Unterwegs im Schwerlaster 

17. Februar 2016

Heute Freitag wäre ich gerne wieder einmal mit Galliker oder Kuoni auf Tour mitgefahren, aber diese Fahrzeuge erschienen nicht dort wo ich in der Stadt auf sie wartete, sondern brausten auf der Haupt- strasse unten vorbei.

So ging ich zur Grossbaustelle, wohin soeben ein Schwertransporter fuhr.  Dort sah ich zu wie der Flüssigbeton aus dem Silo des LKWs in einen Behälter geschüttet wurde, der vom grossen Kran herbei geführt wurde wie man hier sieht:

Allerdings sieht man auf diesem Bild den grossen Kran nicht, da er den sichtbaren Kran weit überragt. 

Ich fragte den Chauffeur ob ich ihn begleiten darf nach Reichenau- Tamins, wo er den grossen Behälter wieder beladen muss, was er mir bewilligte.  So kletterte ich ins warme Führerhaus hinauf und machte mich auf dem Beifahrersitz bequem, nachdem ich den Mantel und die Kappe auszog.

Diese Fahrten nach oben durch den Flimser Tunnel und dann hinunter nach Reichenau- Tamins und nachher wieder zurück gefiel mir sehr, wofür ich mich dann nach der Rückkehr in Ilanz beim freund- lichen alten  Chauffeur auch entsprechend bedankte.

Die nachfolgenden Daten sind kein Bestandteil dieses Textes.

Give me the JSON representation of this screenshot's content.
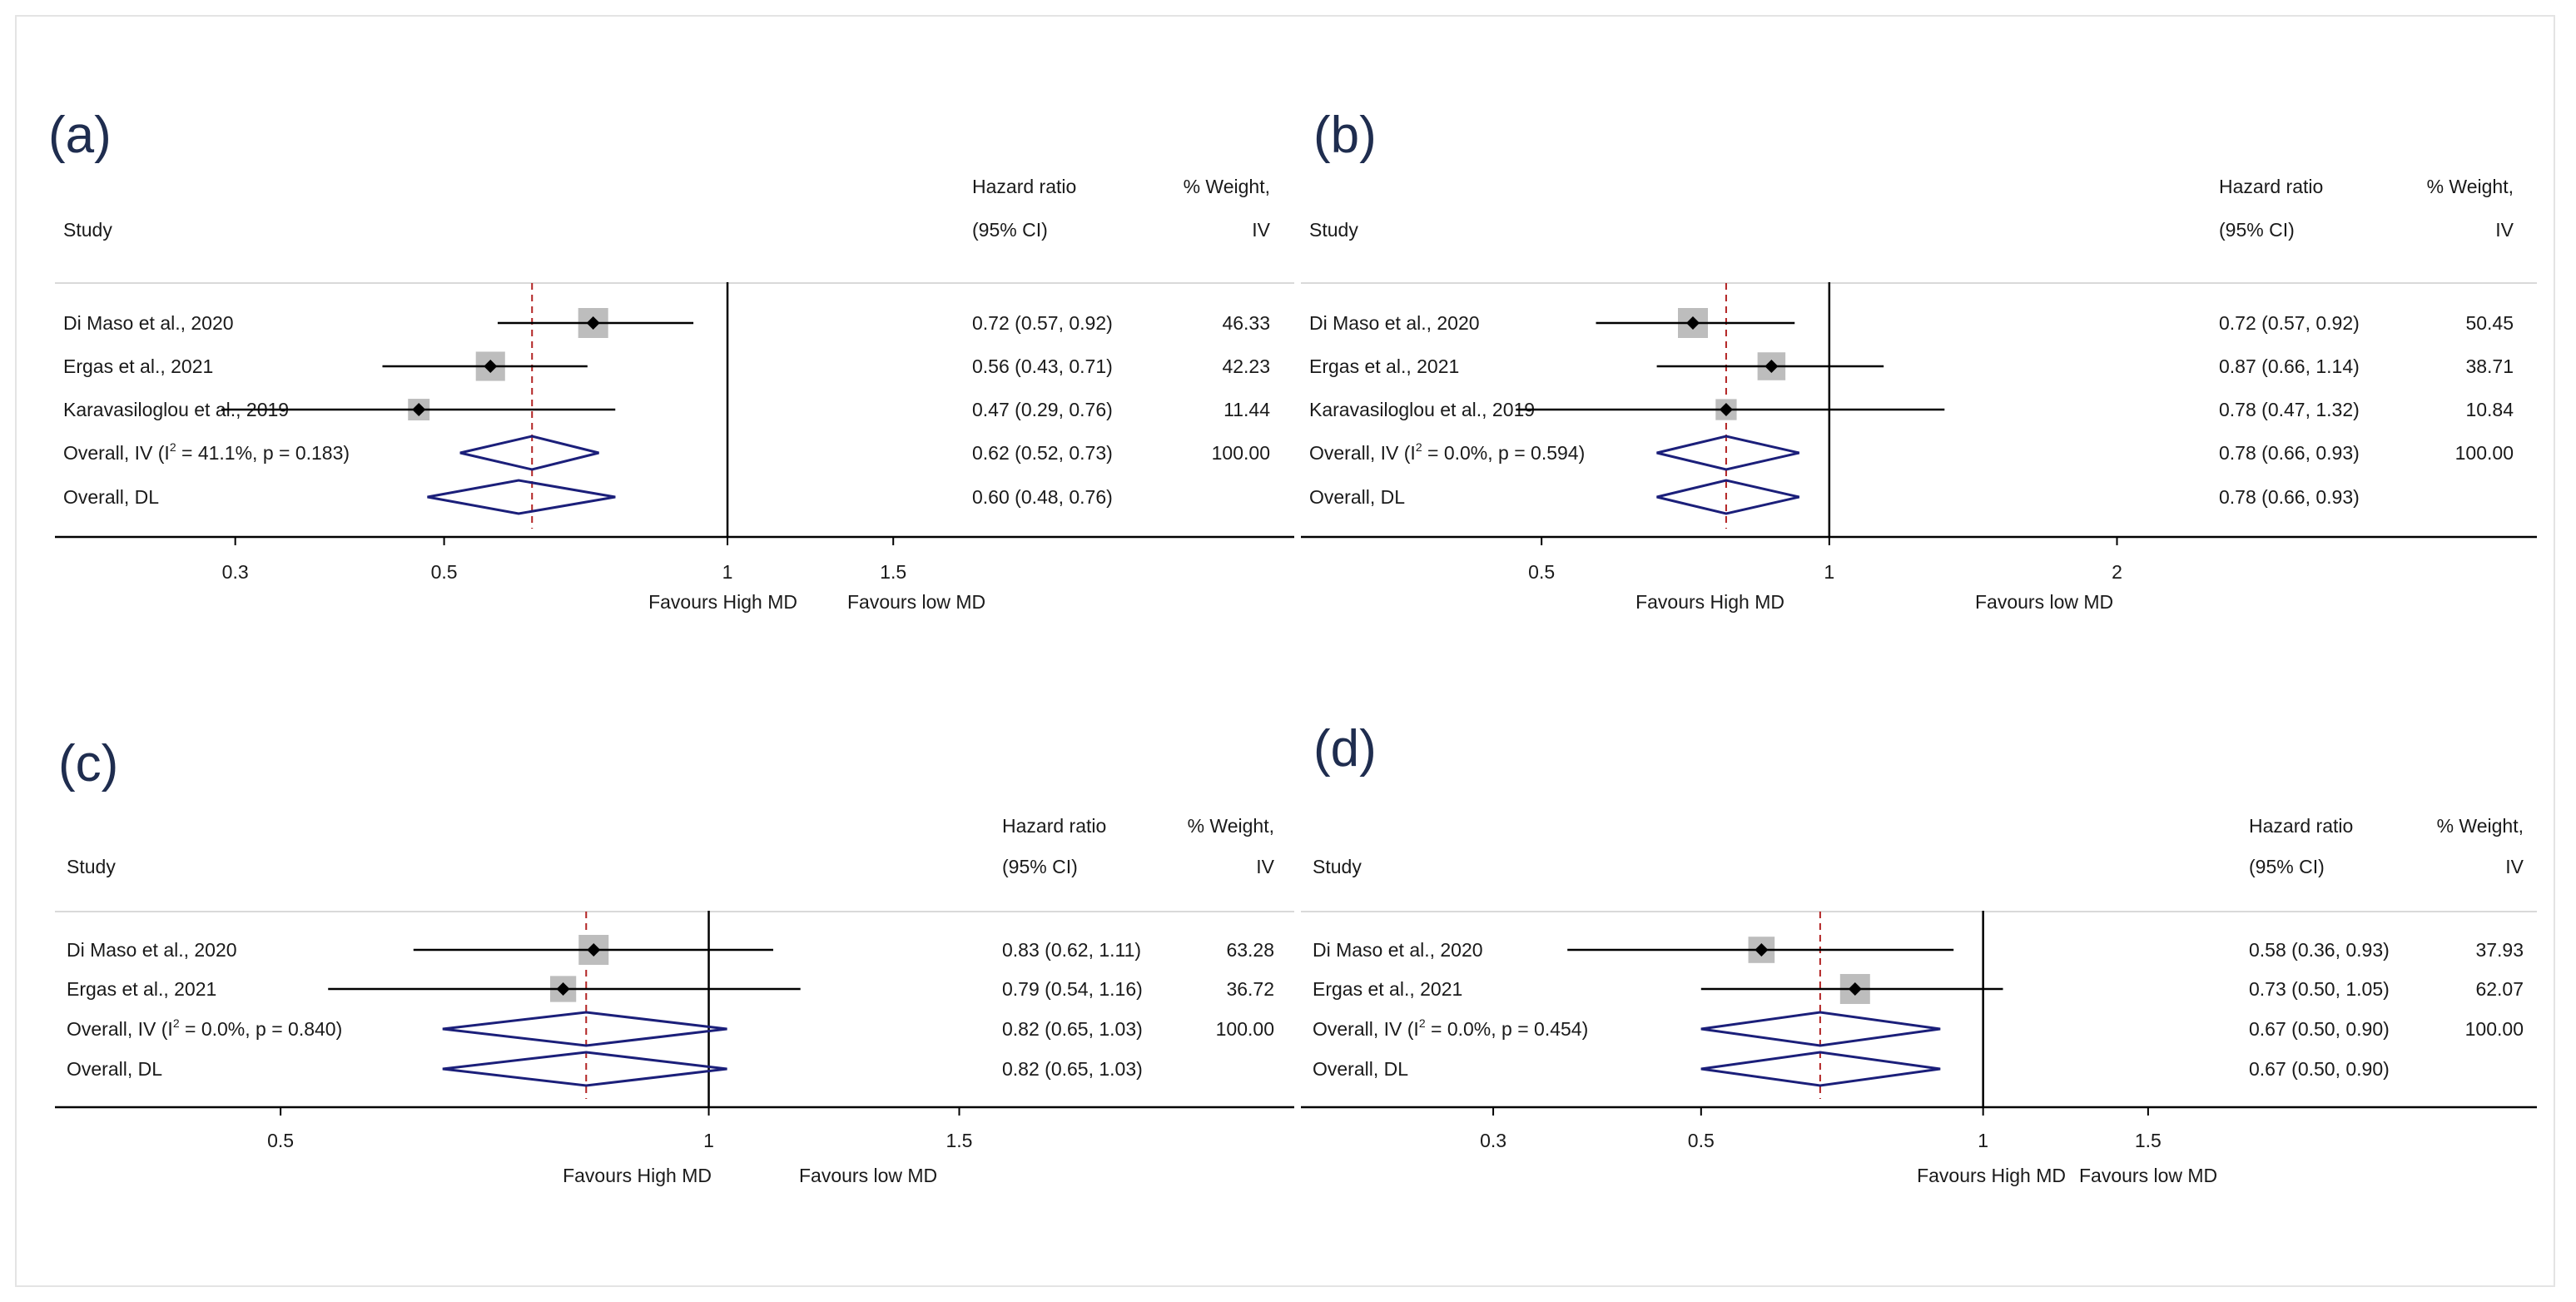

Nach dem Aufladen des Behälters hatte dieser Schwerlaster ein Gewicht von über 40 Tonnen, was  man beim hinauffahren gut merkte, denn der Chauffeur musste in die niederen Gänge Schalten um den Motor hochtouriger zu voller Leistung zu bringen.

Zurück in Ilanz an der Baustelle verabschiedete ich mich vom Chauffeur und ging dann noch auf einen Rundgang zum Obertor, dann den Feldweg nach Strada und hinauf nach Schnaus auf die lange Bank, von wo ich die Fahrzeuge zählte, die von Rueun her nach Ilanz fahren und kam bis auf die Zahl hundert.  Dann ging ich den Waldweg zurück zur Ruscheinerstrasse, hinauf zum Kloster und dann den Kloster- weg hinunter zum Haus Maler Tischhauser, wo oben drin meine Mansarde ist.

Nun war es Zeit für ein kleines Zmittag wie auf dem Bild oben, mit einem Salatsüppli, einem Gemüsesüp- pli ( in der Tasse ), einer halben Tomate und einigen Bissen von der Zwiebel- Chäswähe.

Anschliessend legte ich mich wie gewohnt für eine Siesta ins Bett um die Zeit vorbei gehen zu lassen ohne bedrückende Gedanken über meine schlimme Situation als Banken- und Justizopfer..  

Nachher ging ich wieder zum Bürocenter, wo mir Peter John die neuen Bilder von der Speicherkarte der Digitalkamera auf einen Memorystick hinüber lud, damit ich die Bilder in meinen Computer laden und nach perfekter Bearbeitung für neue Webseiten verwenden kann, wie das Bild ganz oben.

Und das wär's wieder mal für heute.   Ich bereite mir nun ein bescheidenes kleines Abendessen mit Konfitürenbrot und Reisbrei mit Sultaninen und einer Tasse Capuccino mit Halbrahm u. Rohzucker.

Und dann setze ich mich wieder an den PC um an meinen Musik- Kompositionen zu arbeiten bis es Zeit ist für eine warme Dusche und für die Nachtruhe.